1. Comportement mécanique à température ambiante

1.3. Analyse physique de la rupture à température ambiante

1.3.2. Etude de l’endommagement

Cette étude s’est focalisée uniquement sur l’endommagement dans les éprouvettes lisses. Elle a été réalisée sur un MEB-FEG FEI Nova NanoSEM 450, sous une tension d’accélération de 5 kV. Le protocole de préparation des échantillons a été le même que pour la famille UFG (cf. Chapitre III, section 1.4.1)

Comme pour la famille UFG, aucun endommagement généralisé dans le volume n’a été observé et ce, pour les deux nuances de la famille DT. Sur chacune, de la martensite est observée sous la surface rompue, signe qu’un effet TRIP local a eu lieu en raison des fortes sollicitations dans cette région (Figure IV-13-a)). Toutefois, en s’éloignant de la surface rompue, au-delà de 50 µm, la martensite n’est plus observée. Près de la surface rompue, deux sortes d’endommagement apparaissent, chacun dans une faible proportion.

Premièrement, des fissures longitudinales sont observées aux interfaces entre les régions FG et la ferrite δ (Figure IV-13-b)), elles peuvent aller jusqu’à 100 µm sous la surface rompue. Comme évoqué dans le Chapitre I, section 3.3. Choi et al. ont également observé des fissures longitudinales, soit dans les bandes de ferrite δ, soit aux interfaces entre les bandes de ferrite δ et les zones FG [Choi, 2017]. Ils les ont associées à du clivage (« cleavage-like cracks ») car celui-ci a lieu au niveau de bandes de ferrite orientées dans le plan {100} (plan associé au clivage de la ferrite).
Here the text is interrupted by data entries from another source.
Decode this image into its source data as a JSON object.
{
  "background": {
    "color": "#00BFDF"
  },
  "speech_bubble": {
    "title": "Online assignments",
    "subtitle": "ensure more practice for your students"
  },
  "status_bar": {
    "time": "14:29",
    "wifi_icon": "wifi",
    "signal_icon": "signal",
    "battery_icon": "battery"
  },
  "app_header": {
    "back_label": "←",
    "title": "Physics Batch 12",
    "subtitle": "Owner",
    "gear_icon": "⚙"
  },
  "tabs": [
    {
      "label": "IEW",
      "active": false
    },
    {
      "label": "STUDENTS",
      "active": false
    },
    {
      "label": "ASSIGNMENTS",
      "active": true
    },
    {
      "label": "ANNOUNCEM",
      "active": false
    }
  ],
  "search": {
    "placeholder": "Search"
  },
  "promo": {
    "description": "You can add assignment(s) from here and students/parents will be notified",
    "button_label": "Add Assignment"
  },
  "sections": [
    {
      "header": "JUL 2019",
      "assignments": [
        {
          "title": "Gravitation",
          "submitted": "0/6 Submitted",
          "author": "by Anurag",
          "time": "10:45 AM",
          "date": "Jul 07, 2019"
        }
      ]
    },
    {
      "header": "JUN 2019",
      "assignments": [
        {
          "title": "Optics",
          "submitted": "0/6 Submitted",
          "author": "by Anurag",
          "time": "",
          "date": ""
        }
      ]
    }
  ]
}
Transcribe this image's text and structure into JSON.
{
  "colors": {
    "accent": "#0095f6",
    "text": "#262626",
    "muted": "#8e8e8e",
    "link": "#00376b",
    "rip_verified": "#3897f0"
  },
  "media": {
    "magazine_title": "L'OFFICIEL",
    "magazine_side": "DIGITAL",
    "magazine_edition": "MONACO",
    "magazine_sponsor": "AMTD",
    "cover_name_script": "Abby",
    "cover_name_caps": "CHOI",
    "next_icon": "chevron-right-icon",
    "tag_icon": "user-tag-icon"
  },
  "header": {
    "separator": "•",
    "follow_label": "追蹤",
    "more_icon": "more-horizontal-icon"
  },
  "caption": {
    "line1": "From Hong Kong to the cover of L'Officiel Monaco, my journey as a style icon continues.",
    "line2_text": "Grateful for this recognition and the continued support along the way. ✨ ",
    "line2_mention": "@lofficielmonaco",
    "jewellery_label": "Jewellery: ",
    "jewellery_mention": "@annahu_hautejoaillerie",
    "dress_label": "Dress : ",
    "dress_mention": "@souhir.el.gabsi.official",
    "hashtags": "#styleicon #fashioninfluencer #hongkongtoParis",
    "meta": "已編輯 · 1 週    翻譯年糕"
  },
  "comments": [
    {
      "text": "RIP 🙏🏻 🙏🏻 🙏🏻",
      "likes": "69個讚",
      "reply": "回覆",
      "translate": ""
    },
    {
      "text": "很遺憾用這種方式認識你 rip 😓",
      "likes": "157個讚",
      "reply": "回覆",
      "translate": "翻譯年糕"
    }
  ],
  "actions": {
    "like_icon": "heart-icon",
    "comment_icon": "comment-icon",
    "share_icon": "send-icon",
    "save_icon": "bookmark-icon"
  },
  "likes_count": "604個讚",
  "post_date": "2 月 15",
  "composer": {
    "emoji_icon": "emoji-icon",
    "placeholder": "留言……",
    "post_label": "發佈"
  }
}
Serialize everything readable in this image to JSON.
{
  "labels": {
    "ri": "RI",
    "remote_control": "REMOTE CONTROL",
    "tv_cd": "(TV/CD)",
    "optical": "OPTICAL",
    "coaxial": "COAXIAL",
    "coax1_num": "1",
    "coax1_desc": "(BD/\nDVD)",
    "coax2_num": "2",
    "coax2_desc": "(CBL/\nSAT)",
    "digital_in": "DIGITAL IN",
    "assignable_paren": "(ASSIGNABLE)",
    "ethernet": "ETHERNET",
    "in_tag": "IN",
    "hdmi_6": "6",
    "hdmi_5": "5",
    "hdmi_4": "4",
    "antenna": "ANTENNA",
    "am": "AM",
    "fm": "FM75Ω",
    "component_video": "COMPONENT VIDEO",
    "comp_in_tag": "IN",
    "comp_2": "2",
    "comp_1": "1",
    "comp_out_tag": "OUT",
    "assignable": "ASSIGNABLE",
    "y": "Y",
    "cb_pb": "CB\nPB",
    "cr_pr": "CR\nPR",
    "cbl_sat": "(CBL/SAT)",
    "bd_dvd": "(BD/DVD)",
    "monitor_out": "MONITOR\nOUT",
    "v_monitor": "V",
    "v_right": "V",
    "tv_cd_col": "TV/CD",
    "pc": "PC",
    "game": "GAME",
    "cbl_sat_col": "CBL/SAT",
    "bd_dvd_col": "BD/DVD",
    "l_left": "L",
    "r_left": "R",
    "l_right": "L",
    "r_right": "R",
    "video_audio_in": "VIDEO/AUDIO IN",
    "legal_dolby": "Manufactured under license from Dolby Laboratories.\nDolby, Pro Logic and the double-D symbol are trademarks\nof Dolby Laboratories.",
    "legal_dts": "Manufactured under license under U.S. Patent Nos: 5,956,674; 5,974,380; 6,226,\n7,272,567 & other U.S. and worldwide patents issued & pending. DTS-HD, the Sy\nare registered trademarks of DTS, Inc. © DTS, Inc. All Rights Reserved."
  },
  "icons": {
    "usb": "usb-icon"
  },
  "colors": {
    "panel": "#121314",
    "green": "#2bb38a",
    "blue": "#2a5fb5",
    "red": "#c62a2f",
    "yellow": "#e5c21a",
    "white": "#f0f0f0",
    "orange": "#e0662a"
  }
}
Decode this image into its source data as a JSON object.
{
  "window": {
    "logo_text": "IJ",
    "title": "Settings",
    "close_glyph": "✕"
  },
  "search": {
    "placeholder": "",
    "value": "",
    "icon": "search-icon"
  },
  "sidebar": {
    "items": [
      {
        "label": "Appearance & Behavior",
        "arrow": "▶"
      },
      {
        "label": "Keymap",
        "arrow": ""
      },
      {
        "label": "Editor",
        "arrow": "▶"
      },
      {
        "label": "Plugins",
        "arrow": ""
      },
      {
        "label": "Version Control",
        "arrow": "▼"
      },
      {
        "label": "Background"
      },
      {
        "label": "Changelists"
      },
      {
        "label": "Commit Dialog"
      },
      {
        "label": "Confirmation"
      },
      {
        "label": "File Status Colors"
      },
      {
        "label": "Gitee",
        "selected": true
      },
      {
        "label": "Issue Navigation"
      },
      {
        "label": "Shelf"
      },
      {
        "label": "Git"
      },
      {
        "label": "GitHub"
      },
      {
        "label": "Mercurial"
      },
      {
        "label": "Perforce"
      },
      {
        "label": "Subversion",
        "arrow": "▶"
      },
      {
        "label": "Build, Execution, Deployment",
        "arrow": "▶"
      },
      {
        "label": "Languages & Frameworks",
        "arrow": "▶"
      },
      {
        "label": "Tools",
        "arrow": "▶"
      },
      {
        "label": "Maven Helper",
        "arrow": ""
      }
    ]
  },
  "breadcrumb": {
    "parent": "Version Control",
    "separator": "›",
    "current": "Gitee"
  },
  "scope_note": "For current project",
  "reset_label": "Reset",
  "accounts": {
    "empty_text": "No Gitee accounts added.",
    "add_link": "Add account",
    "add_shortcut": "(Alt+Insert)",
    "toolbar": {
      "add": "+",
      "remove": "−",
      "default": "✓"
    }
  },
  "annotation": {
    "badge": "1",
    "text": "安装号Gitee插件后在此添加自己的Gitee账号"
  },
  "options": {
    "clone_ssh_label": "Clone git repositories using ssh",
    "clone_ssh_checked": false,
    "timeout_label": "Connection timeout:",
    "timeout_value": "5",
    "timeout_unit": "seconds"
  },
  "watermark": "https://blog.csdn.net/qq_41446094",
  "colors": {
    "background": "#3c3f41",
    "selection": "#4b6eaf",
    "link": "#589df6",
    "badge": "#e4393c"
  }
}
Leur interprétation reste ambiguë d’autant plus qu’un essai interrompu juste avant la rupture n’a pas permis de mettre en évidence de traces de clivage, mais uniquement des cavités d’endommagement. Ils pensent donc que ces « cleavage-like cracks » sont une conséquence de la rupture du matériau et non une des causes menant à cette rupture. Ici, les fractographies ont montré que les fissures de délaminage étaient clairement ductiles (Figure IV-8). Elles résultent probablement de la différence de déformabilité entre la ferrite δ (molle) et les zones FG (dures, cf. Chapitre II, Tableau II-7). Un cisaillement des interfaces entre ces deux régions microstructurales pourrait alors conduire à cette rupture ductile.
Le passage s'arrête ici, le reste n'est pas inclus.